До позднего вечера рассказывал Алексею Ефаний о чудесных творениях древних зодчих на далекой северной стороне. Щусев верил и не верил. Ему казалось, что нет городов красивее Киева и Одессы.
Наутро Щусев проводил артельщиков. Сразу почувствовалась пустота, навалилась усталость. Вечерами не хотелось больше ни играть, ни петь. И тогда он снова взялся за свой дневник-альбом и за акварельные краски. Новые его рисунки были как-то нервны, в них чувствовалась напряженность. Он рисовал и рвал листы, рисовал и рвал, пока от альбома не осталась одна обложка. Он уже был готов вовсе забросить это занятие, как Евгения Ивановна подарила ему набор пастелей и тисненый кожаный планшет с плотной французской бумагой невиданной белизны.
Пастельные рисунки Алексея, сделанные в преддверии осени 1890 года, долго украшали стены комнаты Евгении Ивановны и кабинета Николая Кирилловича.
В день прощания с Сахарной, когда Алексей уже садился в коляску, Николай Кириллович вручил ему толстый конверт со словами:
— Это, Алексей Викторович, лишь малая часть средств, которые вы мне сэкономили. Ваша работа, клянусь честью, стоит значительно больше. Прошу вас не омрачать наших отношений отказом.
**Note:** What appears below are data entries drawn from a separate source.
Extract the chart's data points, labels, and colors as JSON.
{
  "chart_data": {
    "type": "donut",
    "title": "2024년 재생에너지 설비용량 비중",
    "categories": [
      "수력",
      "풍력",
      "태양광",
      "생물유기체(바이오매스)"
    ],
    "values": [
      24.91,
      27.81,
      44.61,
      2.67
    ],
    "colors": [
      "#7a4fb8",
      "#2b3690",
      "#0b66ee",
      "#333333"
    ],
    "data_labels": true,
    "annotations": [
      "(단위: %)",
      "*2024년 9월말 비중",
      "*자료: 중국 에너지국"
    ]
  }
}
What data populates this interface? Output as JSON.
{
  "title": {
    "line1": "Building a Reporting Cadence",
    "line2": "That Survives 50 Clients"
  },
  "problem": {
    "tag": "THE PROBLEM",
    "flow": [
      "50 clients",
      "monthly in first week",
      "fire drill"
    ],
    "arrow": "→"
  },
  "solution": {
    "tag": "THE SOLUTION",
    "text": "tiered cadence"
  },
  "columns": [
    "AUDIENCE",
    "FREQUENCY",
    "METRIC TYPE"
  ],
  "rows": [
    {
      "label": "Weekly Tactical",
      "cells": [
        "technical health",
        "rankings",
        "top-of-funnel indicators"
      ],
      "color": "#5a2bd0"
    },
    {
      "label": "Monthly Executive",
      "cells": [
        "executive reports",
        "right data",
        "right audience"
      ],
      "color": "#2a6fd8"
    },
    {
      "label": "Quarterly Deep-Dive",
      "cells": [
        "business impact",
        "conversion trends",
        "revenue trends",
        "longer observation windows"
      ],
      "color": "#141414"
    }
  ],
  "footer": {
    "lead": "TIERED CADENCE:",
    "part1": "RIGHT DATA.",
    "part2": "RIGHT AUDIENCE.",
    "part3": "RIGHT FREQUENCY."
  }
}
Вмиг явилась мысль: этих денег, должно, быть, хватит, чтобы взять Навлика к себе, жить одним домом... Алексей с досадой дернул головой, не зная, как поступить. Лица супругов Апостолопуло выражали мольбу. Казалось, всякая возможность отказа отрезана. И все-таки он выпрыгнул из коляски, положил конверт на траву и, простодушно и весело глядя на Николая Кирилловича и Евгению Ивановну, сказал:
— Милые мои хозяева, да ведь это невозможно!
Потом он вскочил в коляску и велел кучеру трогать.
Кишинев задыхался от зноя. Дороги превратились в горячие реки, в которых вместо воды, казалось, тек измельченный песок. За медленно движущимся тарантасом тянулся ленивый пыльный шлейф, который долго висел над дорогой.